Saturday, July 31, 2010

Is this downer trip necessary?


You can tell Matthew Broderick's character is depressed in Wonderful World (2009)--just look at his sideburns. Besides, in this picture he's talking to God. (Obviously they couldn't get Morgan Freeman, so they had to settle for Phillip Baker Hall.) Interesting how movie characters never talk with God unless things are bad. They never call on God to tell them how happy they are and how great everything is going. Just when they're about to make a colossal error, which they usually go ahead and make, notwithstanding God's advice. If God actually gave advice, why would you ignore it. The problem is, he never does let you know what he's thinking. Until it's all over. Then you know for sure, right?

Most of this film feels like a re-working of Thomas McCarthy's The Visitor; uptight white guy liberated by contact with Third World People who are experiencing a crisis. This time Broderick has an affair with the sister of his Senegalese roommate while the roommate is in the hospital. Wonderful World hauls out some even older tropes, such as African-people-are-in-touch-with-the-natural-world. Thus the rational Broderick tolerates all sorts of magical ritual.

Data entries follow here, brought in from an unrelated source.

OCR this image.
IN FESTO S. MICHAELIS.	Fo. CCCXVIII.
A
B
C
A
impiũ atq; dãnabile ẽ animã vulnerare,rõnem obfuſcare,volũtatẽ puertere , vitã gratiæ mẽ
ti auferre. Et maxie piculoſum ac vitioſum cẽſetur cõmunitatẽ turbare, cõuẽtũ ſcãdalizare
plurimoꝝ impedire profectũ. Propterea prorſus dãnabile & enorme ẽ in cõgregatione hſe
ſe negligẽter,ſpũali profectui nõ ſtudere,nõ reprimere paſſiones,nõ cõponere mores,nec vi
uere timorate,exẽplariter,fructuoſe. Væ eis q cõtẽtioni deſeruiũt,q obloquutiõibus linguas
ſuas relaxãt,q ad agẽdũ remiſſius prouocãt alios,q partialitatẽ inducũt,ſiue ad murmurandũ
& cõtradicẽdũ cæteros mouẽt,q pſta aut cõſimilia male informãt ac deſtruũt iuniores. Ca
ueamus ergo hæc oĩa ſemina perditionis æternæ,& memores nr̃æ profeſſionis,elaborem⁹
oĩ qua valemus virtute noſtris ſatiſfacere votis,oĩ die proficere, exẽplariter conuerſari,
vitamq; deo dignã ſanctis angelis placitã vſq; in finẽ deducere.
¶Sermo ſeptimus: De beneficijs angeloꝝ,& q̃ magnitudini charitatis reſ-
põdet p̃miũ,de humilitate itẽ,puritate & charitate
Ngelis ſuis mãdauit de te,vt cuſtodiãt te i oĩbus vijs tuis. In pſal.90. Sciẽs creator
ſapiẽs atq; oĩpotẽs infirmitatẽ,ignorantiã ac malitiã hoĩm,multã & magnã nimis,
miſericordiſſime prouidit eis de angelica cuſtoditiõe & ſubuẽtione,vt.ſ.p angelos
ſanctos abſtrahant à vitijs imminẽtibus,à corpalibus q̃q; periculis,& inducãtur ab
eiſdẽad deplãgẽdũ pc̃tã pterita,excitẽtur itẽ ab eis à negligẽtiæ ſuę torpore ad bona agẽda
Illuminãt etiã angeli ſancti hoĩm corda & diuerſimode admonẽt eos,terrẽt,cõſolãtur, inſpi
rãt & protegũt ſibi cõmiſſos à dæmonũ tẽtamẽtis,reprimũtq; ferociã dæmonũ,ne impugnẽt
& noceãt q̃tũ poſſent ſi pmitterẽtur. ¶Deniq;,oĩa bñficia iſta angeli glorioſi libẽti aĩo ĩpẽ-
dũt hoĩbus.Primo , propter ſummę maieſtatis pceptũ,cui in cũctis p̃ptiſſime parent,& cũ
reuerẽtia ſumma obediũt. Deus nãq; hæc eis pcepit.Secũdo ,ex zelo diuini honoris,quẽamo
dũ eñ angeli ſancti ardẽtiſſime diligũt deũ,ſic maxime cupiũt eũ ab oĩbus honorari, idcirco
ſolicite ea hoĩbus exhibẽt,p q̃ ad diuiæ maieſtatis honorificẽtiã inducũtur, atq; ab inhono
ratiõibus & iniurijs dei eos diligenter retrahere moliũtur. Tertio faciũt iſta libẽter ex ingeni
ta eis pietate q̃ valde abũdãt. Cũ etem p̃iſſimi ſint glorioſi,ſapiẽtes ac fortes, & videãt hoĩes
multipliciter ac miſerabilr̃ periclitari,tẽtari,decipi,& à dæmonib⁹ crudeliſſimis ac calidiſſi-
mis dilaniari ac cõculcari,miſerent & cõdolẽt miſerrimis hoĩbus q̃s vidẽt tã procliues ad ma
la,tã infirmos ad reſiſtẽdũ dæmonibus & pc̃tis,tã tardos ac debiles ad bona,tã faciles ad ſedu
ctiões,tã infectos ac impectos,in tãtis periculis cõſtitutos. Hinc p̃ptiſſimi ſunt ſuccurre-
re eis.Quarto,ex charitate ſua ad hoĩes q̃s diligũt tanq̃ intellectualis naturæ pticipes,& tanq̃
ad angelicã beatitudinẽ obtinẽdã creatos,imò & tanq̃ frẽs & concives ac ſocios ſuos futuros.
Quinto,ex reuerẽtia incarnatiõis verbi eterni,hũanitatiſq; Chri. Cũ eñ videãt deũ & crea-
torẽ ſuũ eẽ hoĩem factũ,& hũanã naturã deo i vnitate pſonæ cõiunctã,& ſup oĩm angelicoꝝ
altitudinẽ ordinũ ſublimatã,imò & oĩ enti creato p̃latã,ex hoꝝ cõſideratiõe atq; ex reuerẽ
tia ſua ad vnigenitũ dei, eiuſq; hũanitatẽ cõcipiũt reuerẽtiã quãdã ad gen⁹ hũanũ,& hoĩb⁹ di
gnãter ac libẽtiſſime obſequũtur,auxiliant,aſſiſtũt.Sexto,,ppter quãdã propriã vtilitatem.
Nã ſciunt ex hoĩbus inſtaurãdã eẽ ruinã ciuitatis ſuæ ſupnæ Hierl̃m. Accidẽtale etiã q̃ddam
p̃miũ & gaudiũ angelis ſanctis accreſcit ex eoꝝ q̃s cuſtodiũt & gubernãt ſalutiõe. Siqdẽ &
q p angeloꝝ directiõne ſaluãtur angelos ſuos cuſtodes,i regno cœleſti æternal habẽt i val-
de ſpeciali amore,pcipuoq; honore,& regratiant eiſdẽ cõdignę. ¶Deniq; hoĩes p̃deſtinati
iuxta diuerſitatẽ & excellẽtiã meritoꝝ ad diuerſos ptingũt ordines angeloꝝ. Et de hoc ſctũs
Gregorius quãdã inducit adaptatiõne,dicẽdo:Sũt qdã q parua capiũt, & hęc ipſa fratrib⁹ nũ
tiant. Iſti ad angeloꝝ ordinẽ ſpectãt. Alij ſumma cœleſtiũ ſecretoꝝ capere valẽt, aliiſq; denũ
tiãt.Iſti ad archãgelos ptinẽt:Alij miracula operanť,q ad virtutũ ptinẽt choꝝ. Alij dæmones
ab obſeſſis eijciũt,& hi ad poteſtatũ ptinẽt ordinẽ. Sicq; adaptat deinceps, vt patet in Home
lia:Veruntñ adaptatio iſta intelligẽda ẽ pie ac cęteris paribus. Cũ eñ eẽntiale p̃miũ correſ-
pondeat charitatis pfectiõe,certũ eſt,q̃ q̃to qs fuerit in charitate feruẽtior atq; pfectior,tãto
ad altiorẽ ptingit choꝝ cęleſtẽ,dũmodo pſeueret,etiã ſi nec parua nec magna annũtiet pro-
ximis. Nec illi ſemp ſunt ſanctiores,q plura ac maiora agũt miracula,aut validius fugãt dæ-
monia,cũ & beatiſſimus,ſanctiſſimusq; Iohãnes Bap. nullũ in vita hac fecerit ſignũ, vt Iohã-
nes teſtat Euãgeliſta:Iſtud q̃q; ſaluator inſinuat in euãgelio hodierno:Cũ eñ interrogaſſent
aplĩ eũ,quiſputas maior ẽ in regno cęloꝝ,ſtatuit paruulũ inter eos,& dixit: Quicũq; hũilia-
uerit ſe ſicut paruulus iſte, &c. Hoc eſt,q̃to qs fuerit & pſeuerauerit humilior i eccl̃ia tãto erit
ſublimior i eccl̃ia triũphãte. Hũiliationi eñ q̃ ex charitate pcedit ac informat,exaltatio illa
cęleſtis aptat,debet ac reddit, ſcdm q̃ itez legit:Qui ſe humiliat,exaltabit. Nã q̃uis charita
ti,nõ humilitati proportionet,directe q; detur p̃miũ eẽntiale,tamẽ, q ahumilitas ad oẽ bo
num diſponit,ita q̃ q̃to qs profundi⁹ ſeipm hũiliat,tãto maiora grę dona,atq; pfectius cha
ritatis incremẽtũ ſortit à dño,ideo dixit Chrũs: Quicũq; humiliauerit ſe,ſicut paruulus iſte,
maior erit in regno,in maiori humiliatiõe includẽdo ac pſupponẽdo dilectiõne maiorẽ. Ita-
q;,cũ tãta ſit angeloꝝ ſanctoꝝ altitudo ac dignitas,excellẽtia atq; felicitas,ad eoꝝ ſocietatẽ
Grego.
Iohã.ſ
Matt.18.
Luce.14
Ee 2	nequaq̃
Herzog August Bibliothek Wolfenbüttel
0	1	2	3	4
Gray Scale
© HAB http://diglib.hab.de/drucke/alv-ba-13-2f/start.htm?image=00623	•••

Sadly, like Richard Jenkins in The Visitor, Broderick is really not in that bad shape. He is depressed and cynical, but he's not destructive, to himself or anyone else. Yes, he's turned his back on a life as a children's entertainer and on his trusting young daughter, but he's not getting drunk, beating people, crashing his car, fooling with guns, or doing the other kinds of things that people who are in really bad shape do. He's just kind of having a few bad days.

And sure enough, all he has to do is take his friend's body to Africa, witness fish falling from the sky, akin to the frogstorm in Magnolia, and he is all healed and ready to resume singing to the kiddies. So how was this a crisis worth memorializing on film?

I mean, who needs a glass that's half full, when there's overflowing glasses all over the place?